Airbus lost a major order on Wednesday when Dubai’s Emirates airline cancelled its entire requirement for 70 A350 jets, dealing an unexpected blow to the European planemaker and engine maker Rolls-Royce.
Shares in Airbus fell more than three per cent on the loss of some nine per cent of the order book for its newest passenger jet, which is now only months away from entering service after eight years in development at a cost of some $15 billion.
Airbus acknowledged it was disappointed with the loss of the joint second-largest customer for the new twin-engined wide-body aircraft, but said it was confident of filling the spare production slots and did not see any financial impact from the cancellation.
“It is not good news commmercially but not bad news financially,” Airbus sales chief John Leahy told reporters in Toulouse, adding Boeing has had more cancellations for its 787 Dreamliner.
“There is certainly going to be no hole in production,” Leahy said. Emirates was due to receive its first A350 in 2019.

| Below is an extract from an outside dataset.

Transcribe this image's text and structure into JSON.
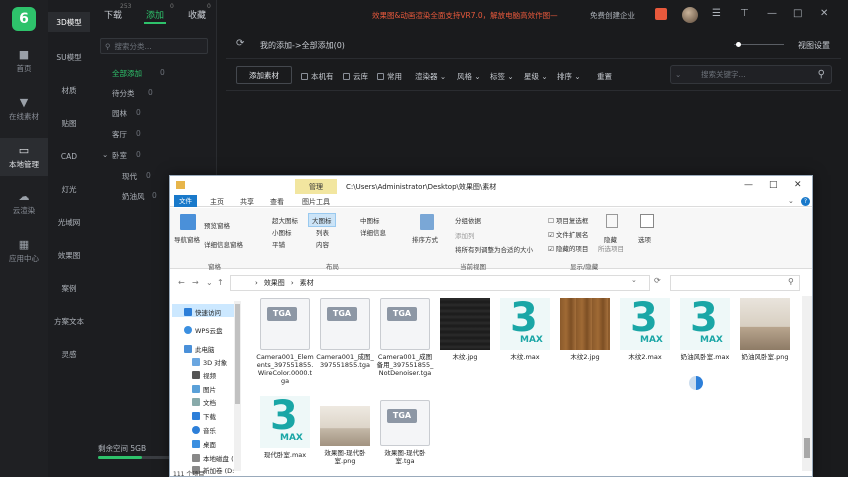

Rolls-Royce, which is the sole engine maker for the A350, said the Emirates decision would result in a 2.6 billion-pound ($4.4 billion) hit to its order book.
“While disappointed with this decision, we are confident that the delivery slots which start towards the end of this decade vacated by Emirates will be taken up by other airlines,” Rolls-Royce said in a statement.
Airbus shares were down 3.7 per cent at 51.85 euros by 0847 GMT, while Rolls-Royce was down 1.7 per cent at 1057 pence.
Airbus said the cencellation followed a “fleet requirement review” as Emirates shifts towards the large A380 superjumbo, for which it is the biggest customer.
Emirates was among the first buyers for the A350 when it placed the order for 50 A350-900 and 20 A350-1000 jets in 2007.
The deal was worth around $16 billion according to 2007 list prices, or close to $22 billion based on the current catalogue, although launch customers typically negotiate large discounts.
The first A350 is due to be delivered to Qatar Airways in the fourth quarter of this year.
“We are confident that we will sell the (production) slots in the coming months,” an Airbus spokesman said. “There’s no impact on the programme as deliveries were scheduled to start at the end of the decade.”
Emirates said the original A350 order had lapsed and that it was reviewing its fleet requirements.
“Emirates was one of the original customers interested in the programme, but always seemed rather critical of the aircraft specifications,” Cantor Fitzgerald Europe said in a note.
Aerospace industry analyst Nick Cunningham, managing partner at UK-base Agency Partners, said the move also posed questions over whether Middle Eastern carriers have over-expanded or are expecting lower growth than before.
Airbus and Boeing have dismissed warnings of a ‘bubble’ in commercial aircraft orders, which remained robust throughout the financial crisis, but some industry bankers say airlines have ordered too many aircraft despite growth in emerging markets.
The A350 decision meanwhile increases the chances that Airbus will revamp its largest models, analysts said.
Emirates has been pushing for Airbus to upgrade the A380 superjumbo with a more efficient engine, after increasing its total orders for the world’s biggest passenger jet by 50 in November to 140 planes.
The carrier’s chief executive, Tim Clark, said earlier this month that a revamped A380 could have a 10-12 percent performance improvement and that “we are hoping to move on that pretty soon”.
Emirates is also in the process of firming up an order worth $76 billion for 150 of Boeing’s latest jetliner, the 777X mini-jumbo powered by engines from General Electric.